3. On 18 February 2021, Gregory Meeks, Chairman of the Committee on Foreign Affairs of the U.S. House of Representatives introduced a resolution condemning the so-called "continued violation of rights and freedoms of the people of Hong Kong by the People's Republic of China (PRC) and the Government of the ", which slandered the efforts made by China's central government and the HKSAR government to uphold the rule of law, maintain order and stability and protect the life, property and safety of Hong Kong residents.
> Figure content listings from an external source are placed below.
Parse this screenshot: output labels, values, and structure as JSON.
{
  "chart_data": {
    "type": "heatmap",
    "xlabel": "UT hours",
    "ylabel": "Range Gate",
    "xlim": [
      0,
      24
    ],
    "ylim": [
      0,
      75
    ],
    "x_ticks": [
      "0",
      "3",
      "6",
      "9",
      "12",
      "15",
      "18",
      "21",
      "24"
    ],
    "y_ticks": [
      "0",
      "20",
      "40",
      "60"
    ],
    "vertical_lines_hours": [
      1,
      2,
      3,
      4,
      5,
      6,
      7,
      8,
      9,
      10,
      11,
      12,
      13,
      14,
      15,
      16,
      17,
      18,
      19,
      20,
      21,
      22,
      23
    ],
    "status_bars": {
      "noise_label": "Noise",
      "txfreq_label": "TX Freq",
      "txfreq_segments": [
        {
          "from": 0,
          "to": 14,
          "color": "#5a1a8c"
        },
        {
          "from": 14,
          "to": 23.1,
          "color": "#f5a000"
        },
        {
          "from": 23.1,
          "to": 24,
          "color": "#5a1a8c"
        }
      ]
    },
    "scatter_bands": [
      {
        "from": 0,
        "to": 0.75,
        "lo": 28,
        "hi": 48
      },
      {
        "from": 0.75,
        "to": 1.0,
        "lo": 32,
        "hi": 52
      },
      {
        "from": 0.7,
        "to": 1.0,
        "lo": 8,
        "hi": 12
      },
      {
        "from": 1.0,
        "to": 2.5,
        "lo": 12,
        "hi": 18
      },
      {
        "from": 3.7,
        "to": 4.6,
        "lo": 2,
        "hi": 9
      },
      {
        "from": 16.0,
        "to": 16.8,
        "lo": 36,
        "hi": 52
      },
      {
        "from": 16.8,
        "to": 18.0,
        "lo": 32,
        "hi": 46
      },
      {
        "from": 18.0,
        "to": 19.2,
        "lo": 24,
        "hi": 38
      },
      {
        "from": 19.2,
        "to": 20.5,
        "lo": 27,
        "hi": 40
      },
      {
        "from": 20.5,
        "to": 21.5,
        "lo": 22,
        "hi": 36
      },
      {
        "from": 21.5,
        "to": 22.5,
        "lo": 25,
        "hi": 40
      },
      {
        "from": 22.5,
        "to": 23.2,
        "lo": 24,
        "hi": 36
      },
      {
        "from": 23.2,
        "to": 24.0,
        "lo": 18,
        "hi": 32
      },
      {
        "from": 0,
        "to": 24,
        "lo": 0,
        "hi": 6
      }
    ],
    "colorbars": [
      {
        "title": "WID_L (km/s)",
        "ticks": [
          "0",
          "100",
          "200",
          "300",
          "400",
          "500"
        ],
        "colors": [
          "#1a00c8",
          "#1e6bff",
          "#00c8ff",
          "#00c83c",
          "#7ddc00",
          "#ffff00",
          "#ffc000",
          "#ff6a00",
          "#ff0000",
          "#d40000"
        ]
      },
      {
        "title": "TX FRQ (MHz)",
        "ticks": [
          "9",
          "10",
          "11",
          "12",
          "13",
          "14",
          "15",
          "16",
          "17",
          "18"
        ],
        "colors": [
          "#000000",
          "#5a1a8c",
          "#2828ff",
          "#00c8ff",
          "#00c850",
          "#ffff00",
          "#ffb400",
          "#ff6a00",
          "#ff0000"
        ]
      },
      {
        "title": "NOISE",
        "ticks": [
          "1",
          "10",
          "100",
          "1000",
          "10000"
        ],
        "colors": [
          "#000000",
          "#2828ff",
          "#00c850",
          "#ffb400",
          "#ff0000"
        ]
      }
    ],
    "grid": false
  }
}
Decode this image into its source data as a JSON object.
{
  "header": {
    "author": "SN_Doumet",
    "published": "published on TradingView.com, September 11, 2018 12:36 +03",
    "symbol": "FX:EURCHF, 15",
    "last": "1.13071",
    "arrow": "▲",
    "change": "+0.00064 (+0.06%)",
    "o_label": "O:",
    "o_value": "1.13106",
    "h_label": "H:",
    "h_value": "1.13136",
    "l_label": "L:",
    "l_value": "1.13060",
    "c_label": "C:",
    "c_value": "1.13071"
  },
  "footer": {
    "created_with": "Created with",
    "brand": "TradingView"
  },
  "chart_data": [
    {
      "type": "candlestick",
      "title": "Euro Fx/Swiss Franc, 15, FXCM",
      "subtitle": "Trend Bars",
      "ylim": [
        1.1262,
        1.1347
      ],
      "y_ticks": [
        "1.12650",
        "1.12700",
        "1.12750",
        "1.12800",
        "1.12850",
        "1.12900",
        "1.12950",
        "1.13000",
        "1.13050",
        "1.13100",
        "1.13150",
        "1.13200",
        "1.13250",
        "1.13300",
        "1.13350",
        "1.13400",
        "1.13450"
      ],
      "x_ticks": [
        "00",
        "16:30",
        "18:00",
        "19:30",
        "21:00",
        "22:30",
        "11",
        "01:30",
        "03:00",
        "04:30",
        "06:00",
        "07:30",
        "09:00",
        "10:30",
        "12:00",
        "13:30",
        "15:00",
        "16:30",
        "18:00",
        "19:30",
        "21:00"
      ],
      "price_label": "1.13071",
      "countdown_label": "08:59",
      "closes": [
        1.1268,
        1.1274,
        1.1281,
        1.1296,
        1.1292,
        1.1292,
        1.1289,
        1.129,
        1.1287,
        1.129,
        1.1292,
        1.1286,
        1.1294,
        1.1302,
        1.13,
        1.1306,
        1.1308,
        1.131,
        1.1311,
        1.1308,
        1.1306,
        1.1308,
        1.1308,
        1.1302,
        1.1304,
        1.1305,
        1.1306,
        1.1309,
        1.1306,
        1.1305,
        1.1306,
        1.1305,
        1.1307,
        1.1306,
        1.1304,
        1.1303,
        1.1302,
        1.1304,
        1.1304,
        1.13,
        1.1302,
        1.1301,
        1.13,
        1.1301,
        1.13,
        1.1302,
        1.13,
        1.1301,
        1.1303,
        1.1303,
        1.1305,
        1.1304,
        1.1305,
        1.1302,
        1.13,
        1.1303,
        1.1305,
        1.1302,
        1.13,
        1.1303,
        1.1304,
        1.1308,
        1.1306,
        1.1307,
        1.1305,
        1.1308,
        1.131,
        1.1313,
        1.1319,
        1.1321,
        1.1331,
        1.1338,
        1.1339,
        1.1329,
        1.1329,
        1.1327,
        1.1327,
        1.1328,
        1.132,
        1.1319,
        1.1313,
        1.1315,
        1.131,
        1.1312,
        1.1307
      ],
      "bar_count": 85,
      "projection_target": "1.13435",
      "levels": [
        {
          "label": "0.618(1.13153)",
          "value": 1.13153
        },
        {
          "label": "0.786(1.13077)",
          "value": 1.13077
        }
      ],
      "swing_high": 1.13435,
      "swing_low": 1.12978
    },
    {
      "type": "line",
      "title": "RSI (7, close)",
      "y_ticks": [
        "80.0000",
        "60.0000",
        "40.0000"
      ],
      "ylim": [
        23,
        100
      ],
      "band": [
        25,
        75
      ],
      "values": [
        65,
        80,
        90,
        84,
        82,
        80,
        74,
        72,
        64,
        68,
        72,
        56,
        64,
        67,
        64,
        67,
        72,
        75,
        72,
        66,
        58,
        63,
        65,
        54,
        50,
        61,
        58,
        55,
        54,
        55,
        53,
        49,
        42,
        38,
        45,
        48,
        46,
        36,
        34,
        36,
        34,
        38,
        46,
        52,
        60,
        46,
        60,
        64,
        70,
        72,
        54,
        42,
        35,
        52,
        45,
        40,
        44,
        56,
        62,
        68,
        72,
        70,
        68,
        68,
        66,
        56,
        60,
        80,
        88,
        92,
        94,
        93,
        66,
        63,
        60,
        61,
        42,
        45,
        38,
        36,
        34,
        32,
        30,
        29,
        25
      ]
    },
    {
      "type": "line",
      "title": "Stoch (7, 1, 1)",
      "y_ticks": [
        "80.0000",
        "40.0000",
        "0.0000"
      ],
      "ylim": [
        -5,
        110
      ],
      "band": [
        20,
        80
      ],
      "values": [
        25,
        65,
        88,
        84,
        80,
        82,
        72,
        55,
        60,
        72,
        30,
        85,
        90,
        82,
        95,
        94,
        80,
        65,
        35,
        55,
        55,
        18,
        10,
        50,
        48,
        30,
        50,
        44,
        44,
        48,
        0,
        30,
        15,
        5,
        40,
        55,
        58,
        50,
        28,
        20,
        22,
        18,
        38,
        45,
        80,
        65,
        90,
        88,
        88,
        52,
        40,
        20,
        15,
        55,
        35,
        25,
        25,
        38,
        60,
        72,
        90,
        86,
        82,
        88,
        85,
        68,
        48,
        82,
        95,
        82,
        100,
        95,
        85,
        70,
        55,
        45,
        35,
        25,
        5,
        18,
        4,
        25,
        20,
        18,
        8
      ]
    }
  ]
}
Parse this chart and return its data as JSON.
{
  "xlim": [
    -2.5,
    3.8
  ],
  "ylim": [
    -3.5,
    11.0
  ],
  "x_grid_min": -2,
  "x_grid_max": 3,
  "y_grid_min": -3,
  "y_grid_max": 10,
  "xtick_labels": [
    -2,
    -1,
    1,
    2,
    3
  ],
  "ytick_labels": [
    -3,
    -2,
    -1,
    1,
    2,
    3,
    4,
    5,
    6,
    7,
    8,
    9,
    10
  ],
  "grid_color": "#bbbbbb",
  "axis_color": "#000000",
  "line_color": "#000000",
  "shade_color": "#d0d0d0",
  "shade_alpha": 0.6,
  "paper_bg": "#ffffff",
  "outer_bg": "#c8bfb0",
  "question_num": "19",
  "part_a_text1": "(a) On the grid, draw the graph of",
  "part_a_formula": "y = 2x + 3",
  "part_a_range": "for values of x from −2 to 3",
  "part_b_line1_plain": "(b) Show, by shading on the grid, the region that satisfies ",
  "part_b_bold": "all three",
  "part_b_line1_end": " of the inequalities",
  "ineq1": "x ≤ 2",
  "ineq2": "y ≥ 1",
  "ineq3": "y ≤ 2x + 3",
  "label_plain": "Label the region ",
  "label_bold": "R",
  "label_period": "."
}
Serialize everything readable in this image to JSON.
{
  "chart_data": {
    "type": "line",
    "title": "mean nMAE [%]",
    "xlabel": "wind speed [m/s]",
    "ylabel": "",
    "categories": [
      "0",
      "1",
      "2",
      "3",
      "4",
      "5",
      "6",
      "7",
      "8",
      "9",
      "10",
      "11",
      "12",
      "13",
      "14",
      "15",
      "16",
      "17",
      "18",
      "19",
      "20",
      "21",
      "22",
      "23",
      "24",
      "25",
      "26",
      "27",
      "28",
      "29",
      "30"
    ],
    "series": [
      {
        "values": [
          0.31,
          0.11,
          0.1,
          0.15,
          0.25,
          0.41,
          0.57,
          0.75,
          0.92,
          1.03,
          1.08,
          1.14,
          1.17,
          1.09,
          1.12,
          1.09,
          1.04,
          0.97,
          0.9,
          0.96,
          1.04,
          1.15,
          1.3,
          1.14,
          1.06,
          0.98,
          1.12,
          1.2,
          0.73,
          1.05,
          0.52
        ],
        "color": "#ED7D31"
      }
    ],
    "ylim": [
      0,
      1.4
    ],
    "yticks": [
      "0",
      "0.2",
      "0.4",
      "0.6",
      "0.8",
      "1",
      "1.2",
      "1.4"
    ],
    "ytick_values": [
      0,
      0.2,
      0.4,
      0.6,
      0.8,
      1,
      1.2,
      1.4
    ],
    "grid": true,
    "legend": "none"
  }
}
The resolution was adopted by the House on 19 April.
4. The U.S. Congress is considering several other ill-intentioned bills regarding Hong Kong:
On 25 January and 8 February 2021, Republican Representative John Curtis and Republican Senator Marco Rubio introduced the Hong Kong Safe Harbor Act in the House and the Senate respectively, requiring the U.S. government to designate refugee status to individuals espousing "Hong Kong independence" and participating in the riots in Hong Kong.
On 18 March 2021, Senator Rubio introduced a resolution condemning the so-called "crackdown by the Government of the People's Republic of China and the Chinese Communist Party in Hong Kong, including the arrests of pro-democracy activists and repeated violations of the obligations of that Government undertaken in the Sino-British Declaration of 1984 and the Hong Kong Basic Law".
On 24 June 2021, Republican Senator Ben Sasse introduced the Democracy in Hong Kong Congressional Gold Medal Act on conferring the Congressional Gold Medal to Jimmy Lai Chee-ying, Ryan Law Wai-kwong, Cheung Kim-hung, Royston Chow Tat-kuen, Chan Pui-man, Cheung Chi-wai, Yeung Ching-kee and all the executives and staff of Apple Daily, a newspaper in Hong Kong.
On 30 June 2021, Republican Representative Tom Malinowski introduced the Hong Kong People's Freedom and Choice Act of 2021, calling for providing protected status to those who oppose China and provoke instability as well as law breakers and offenders in Hong Kong and for enhancing protocols to facilitate their travels to the United States.
On 30 June 2021, Republican Representative Scott Perry introduced the Hong Kong Freedom Act, calling for authorizing the U.S. President to recognize the HKSAR as "a separate, independent country".